House Democrats will gather this week in Baltimore to plan their strategy in the upcoming session of Congress – the first in ten years in which Democrats control none of the levers of Washington power. They chose “Fighting for All Americans” as their theme for this year’s conference, even as many Americans have abandoned the Democratic Party’s candidates over the last eight years. In some recognition of that, CBS News reports that they will discuss an “autopsy” of the 2016 election written under the direction of Rep. Sean Patrick Maloney.
It might be the first political self-autopsy for an organization that refuses to admit its own death – and especially its own culpability in it.
Ever since the election, Democrats have attacked the legitimacy of the election, its outcome, and its consequences. Pick a bête noire, and Democrats have blamed it for their loss in the presidential contest. They have argued that Russian hacks into the DNC’s e-mail system and subsequent release via WikiLeaks (sourcing that WikiLeaks disputes) amounted to foreign interference that made Donald Trump’s victory illegitimate. After that came a social panic about “fake news,” despite no evidence whatsoever that Facebook clicks or any type of page views for nonsensical news stories had any impact at all on voting behavior.
Add to that the strange insistence on citing popular-vote totals to argue that the Electoral College itself is illegitimate. Democrats have tried to argue that Trump should be denied some or all of the powers of the office because of a lack of “mandate,” a condition not found in the Constitution. What can be found in the Constitution is the Electoral College, the only way the US has elected its presidents for more than two centuries, and which Hillary Clinton managed to lose in what should have been a winnable election.
All of this ignores the depth and breadth of electoral losses by Democrats – not just in this last election cycle, and at every political level. Over the past eight years, Democrats have lost a net 11 Senate seats, 60 House seats, 14 gubernatorial seats, and almost a thousand seats in state legislatures. Thanks to the cyclical nature of Senate races, Democrats had a 23-10 advantage in this year’s upper chamber races and needed only five takeaways to clinch control of the Senate. They only picked up two and ended up shut out in the Republican return to single-party control. The Washington Post’s Philip Bump referred to this as “the Thelma and Louise-ing of the Democratic Party.”
Democrats have talked themselves into believing that joining “the resistance” will restore their relevancy. However, a new poll from Morning Consult and Politicosuggests exactly the opposite. While 56 percent of Democrat voters want their party to pursue obstruction, majorities of most other major demographics want Democrats to cooperate with the new president and Republican-controlled Congress, including women, independent voters, all income and almost all age demos, urban voters, and even government employees.
That is precisely the kind of data that a proper autopsy would cover – if the party itself admitted its defeat wasn’t a fluke, but the culmination of years of disconnecting from voters across the country. Republicans managed to admit that much to themselves after their defeat in the 2012 presidential election, which allowed them to create a forward-looking plan for eventual victory. Trump’s triumph didn’t exactly fit that prescription, and the party still has a lot of work to do to fulfill the vision of the “Growth Opportunity Plan.” They learned enough to realize that they had lost touch with voters in the Rust Belt and key swing states, however, and put their resources into that outreach and organization.

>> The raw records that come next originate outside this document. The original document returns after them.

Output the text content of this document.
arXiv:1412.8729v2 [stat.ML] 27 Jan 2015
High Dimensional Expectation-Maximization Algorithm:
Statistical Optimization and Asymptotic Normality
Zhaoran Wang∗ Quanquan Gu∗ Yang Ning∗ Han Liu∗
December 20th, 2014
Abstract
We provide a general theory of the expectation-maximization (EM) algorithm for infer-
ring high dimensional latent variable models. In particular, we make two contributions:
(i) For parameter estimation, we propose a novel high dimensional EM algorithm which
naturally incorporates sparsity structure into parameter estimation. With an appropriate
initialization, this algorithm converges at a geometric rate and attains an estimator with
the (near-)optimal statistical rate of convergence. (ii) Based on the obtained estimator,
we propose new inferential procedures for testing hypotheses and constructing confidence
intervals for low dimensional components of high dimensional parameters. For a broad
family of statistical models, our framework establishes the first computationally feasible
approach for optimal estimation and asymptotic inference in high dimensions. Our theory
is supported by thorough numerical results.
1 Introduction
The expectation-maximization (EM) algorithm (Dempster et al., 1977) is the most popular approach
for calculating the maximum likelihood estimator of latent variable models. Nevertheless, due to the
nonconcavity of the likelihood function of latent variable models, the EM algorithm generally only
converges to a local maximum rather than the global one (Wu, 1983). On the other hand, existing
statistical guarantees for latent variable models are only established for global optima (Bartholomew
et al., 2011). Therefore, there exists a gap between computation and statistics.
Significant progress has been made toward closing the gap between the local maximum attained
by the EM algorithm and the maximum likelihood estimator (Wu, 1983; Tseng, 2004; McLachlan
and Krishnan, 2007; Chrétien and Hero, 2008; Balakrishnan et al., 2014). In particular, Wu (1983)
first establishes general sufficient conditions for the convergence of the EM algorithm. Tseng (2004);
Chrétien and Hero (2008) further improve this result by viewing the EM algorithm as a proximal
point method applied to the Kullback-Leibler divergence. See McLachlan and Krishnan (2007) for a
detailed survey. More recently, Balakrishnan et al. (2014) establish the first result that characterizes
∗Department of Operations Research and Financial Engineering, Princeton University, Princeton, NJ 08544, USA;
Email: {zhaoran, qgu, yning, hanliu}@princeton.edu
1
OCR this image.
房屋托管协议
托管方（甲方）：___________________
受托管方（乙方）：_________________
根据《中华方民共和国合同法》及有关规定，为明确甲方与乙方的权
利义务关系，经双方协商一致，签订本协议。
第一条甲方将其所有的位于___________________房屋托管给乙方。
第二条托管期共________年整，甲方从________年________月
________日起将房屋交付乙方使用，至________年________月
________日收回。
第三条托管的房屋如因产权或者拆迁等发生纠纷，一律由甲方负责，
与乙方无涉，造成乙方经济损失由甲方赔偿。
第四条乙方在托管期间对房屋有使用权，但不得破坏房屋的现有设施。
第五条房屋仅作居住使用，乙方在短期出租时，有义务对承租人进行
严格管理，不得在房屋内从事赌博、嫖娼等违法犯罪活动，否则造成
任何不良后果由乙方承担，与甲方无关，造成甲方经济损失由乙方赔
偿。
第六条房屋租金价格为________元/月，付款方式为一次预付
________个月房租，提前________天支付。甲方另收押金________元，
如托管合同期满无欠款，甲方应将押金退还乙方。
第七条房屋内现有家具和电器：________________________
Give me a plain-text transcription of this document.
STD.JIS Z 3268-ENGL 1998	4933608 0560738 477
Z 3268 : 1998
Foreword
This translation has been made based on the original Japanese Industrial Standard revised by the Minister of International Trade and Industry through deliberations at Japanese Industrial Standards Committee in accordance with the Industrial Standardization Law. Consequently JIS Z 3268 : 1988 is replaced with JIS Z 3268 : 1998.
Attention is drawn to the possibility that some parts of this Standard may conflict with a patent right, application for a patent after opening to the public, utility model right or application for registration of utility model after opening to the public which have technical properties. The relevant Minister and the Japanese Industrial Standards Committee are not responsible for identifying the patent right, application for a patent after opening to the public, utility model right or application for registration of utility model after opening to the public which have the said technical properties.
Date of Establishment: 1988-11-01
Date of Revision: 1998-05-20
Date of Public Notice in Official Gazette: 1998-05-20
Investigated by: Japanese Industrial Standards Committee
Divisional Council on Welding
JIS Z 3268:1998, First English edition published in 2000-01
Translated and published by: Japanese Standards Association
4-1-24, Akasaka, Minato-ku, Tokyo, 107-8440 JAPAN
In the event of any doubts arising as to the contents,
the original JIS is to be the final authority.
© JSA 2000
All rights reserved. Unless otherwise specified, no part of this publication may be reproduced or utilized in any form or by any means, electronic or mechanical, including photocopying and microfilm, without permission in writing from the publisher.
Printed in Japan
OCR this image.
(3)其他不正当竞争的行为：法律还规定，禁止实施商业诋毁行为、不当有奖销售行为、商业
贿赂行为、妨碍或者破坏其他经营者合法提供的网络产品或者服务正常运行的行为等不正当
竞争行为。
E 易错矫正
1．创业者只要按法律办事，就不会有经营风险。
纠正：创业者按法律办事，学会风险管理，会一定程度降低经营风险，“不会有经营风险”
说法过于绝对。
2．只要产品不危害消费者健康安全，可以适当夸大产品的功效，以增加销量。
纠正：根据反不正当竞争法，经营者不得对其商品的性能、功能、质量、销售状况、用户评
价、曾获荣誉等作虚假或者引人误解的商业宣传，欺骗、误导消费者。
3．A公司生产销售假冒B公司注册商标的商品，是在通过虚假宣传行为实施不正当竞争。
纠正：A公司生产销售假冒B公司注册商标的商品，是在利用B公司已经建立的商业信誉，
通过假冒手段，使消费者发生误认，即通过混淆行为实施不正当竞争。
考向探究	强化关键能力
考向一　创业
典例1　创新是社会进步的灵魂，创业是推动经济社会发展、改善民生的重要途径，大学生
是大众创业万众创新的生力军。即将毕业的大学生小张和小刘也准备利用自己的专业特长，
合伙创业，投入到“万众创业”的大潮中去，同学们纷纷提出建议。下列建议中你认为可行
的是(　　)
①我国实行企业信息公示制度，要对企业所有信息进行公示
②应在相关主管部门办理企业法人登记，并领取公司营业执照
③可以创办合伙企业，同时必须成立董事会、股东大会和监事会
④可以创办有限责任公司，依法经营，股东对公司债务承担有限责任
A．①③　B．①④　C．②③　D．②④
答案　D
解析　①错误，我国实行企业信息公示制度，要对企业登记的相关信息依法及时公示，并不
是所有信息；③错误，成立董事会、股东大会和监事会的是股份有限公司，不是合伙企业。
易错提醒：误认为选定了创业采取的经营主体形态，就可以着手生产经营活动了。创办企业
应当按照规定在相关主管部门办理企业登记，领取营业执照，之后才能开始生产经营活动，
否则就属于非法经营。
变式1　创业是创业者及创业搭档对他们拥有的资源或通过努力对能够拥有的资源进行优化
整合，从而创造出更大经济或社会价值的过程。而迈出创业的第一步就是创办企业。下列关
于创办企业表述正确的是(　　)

An honest autopsy by Democrats would tell them much the same about their descent into the political wilderness. Rather than connect with voters, Democrats adopted the kind of top-down messaging and reliance on academic models that sunk Mitt Romney’s 2012 campaign. Instead of orienting their agenda to the real concerns of voters in much of America, Democrats have instead adopted an increasingly progressive agenda that prioritizes identity politics and uses that philosophy to lecture and condescend to voters.
They continually woo celebrities to scold voters about latent bigotry (and take bizarre shots at the NFL and Mixed Martial Arts contests) rather than find messengers who can help Democrats craft an agenda that speaks to everyone equally. The map of Congressional districts in the US shows just how far that approach has marginalized them over the past eight years, now that the personal popularity of Barack Obama no longer masks the disconnect.
Why does this matter? If Democrats can’t accept reality, should we care? Yes, and we are seeing why now. For months, Democrats have remained stuck in the denial phase of the five stages of grief identified by Dr. Elizabeth Kübler-Ross. That denial generates powerful emotional connections to claims of injustice, a bedrock belief over the last three months that has driven protests, obstructionism, and downright lunacy in regard to all things Trump.
Denial is driving Senate Democrats to quixotic lengths in attempting to block confirmation of Trump’s Cabinet nominations and creating overnight sessions that only highlight their inability to have any impact on the process at all other than temporarily stringing it out. In the meantime, Democrats have held up the process longer than for any other first-term president, delaying the inevitable – but also delaying the process of transition and creating confusion along the way.
The denial of Democrats threatens to derail the credibility of self-governance, ironically fulfilling a warning Democrats repeatedly made when they assumed Republicans would end up on the losing end of the election. Only after Democrats admit that the patient is actually dead can an autopsy help. The election is over – and it’s time for everyone to get back to work.